L'odeur de l'automne, Célia, La chambre aux volets clos, L'autre messe, Une rose pour Emily, L'homme qui aimait Dickens, le conteur de fables, L'oeil et le doigt, Illustré sur tranche...
Ces titres de quelques-unes des histoires insolites que contient ce volume invitent au rêve, à l'évasion, à participer à la vie pleine de mystères d'un monde lointain et pourtant proche que nous côtoyons peut-être sans le savoir, que nous aimons parfois imaginer, réinventer au gré de la fantaisie de nos insomnies.
Fantômes, vampires, sorcelleries, êtres bizarres, phénomènes étranges qui hantent les domaines du subconscient, du merveilleux, de l'humour noir, croisent à tous les carrefours nocturnes de ces textes composés, pour notre dépaysement et notre divertissement par les plus grands maîtres de la littérature fantastique :
[texte du rabat de quatrième de couverture]
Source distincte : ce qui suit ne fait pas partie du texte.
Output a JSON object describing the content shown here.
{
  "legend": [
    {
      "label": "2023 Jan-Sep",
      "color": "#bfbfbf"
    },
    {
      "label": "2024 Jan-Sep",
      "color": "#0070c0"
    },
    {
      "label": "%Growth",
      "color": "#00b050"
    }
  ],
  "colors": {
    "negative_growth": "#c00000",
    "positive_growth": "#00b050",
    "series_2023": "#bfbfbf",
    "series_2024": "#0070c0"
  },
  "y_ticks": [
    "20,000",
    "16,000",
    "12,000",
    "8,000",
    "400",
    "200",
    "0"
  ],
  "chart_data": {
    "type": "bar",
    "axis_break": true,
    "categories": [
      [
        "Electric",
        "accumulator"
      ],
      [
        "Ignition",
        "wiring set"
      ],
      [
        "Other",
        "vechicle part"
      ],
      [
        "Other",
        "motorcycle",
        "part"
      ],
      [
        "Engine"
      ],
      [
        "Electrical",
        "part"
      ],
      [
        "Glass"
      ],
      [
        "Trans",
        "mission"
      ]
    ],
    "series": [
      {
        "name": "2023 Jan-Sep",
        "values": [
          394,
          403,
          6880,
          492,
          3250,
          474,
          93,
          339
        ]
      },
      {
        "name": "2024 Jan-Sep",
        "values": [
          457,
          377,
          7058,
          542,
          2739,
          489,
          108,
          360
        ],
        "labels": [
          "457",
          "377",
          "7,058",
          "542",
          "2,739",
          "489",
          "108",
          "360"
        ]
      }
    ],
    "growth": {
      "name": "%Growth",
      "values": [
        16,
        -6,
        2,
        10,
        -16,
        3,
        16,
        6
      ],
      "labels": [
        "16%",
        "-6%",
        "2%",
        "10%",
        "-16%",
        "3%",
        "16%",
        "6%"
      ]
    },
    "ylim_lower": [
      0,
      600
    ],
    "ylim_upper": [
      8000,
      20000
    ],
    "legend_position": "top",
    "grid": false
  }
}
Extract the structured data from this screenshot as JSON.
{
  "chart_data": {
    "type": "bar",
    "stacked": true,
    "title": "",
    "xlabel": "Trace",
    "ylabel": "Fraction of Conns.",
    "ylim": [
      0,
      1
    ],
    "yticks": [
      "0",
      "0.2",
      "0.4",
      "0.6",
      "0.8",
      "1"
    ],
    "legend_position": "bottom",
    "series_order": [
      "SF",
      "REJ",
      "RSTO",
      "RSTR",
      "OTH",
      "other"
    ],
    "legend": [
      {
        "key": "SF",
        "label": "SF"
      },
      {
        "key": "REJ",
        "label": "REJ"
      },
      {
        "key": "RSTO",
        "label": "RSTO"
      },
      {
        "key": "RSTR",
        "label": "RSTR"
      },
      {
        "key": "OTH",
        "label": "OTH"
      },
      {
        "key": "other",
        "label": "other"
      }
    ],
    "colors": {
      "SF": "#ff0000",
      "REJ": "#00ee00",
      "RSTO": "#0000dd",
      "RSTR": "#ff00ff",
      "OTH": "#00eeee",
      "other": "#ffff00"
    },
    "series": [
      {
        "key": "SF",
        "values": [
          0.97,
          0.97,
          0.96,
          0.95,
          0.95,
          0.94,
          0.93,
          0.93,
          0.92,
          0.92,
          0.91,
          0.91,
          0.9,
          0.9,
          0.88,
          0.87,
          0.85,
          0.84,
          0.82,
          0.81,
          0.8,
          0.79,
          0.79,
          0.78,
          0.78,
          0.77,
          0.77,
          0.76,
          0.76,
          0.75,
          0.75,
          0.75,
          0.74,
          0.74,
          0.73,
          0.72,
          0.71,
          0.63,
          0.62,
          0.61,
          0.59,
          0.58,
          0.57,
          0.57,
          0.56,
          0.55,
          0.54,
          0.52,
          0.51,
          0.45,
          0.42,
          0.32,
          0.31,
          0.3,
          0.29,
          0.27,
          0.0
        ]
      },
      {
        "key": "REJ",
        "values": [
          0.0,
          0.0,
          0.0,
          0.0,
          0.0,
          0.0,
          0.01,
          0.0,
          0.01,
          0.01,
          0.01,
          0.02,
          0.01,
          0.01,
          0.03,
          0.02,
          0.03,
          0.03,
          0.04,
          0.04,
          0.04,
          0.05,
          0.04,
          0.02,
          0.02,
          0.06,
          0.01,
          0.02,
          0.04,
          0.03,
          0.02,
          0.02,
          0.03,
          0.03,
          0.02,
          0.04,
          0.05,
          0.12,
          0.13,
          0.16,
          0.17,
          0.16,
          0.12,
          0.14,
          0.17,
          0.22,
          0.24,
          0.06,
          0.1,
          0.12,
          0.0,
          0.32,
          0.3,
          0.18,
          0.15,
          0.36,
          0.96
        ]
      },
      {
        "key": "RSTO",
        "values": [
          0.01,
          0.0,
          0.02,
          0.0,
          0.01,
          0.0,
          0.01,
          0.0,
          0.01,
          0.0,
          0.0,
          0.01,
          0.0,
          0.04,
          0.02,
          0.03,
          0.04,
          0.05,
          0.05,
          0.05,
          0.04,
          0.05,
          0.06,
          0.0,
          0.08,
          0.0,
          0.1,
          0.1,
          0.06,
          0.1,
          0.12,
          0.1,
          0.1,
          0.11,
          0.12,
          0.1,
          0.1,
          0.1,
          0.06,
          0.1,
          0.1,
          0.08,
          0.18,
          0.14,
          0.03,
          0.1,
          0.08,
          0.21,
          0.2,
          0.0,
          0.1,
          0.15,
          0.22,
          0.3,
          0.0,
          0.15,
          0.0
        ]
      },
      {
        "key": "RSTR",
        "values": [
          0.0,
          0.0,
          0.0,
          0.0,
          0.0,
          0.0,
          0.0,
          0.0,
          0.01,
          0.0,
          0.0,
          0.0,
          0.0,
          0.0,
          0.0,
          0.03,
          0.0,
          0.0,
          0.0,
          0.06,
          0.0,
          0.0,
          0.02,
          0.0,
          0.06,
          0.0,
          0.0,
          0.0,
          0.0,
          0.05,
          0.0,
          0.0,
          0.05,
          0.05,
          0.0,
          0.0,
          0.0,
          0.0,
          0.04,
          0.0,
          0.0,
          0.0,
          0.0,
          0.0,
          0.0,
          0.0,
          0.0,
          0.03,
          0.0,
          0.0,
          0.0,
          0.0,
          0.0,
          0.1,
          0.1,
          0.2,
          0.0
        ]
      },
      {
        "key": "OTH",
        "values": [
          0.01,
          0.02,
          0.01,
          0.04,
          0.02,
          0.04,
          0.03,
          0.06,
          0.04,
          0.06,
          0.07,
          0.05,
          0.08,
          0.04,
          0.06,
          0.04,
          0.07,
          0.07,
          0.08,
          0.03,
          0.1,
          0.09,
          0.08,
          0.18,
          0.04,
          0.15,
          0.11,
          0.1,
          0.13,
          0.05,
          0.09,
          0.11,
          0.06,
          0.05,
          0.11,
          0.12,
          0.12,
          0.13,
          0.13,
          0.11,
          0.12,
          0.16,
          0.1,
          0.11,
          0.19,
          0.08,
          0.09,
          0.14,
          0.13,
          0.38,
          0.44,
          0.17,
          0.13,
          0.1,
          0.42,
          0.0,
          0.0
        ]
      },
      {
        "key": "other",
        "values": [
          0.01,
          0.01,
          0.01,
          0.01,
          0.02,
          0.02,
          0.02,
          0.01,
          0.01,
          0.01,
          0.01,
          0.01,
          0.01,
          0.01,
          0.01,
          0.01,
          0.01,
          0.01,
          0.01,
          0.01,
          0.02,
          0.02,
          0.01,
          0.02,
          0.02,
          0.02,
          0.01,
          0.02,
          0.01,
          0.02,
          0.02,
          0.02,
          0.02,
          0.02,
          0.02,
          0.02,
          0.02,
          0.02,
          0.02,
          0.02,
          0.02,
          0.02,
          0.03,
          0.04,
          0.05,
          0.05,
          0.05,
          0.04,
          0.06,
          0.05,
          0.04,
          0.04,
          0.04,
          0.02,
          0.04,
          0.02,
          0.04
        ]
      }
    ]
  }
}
R. Bradbury, H. Calisher, M. E. Counselman, A. Derleth, W. Faulkner, M. Irwin, D. H. Keller, K. Kusenberg, H. P. Lovecraft, Saki, A. Wilson, E. Waugh, d'autres encore... et choisis tant pour leur qualité littéraire que pour leur puissance évocatrice de peur et de magie.
Un livre de tous les temps, de tous les âges, aux dimensions de la planète et de l'univers cosmique. Des Histoires insolites, pas si insolites que cela à une époque qui réinvente le miracle.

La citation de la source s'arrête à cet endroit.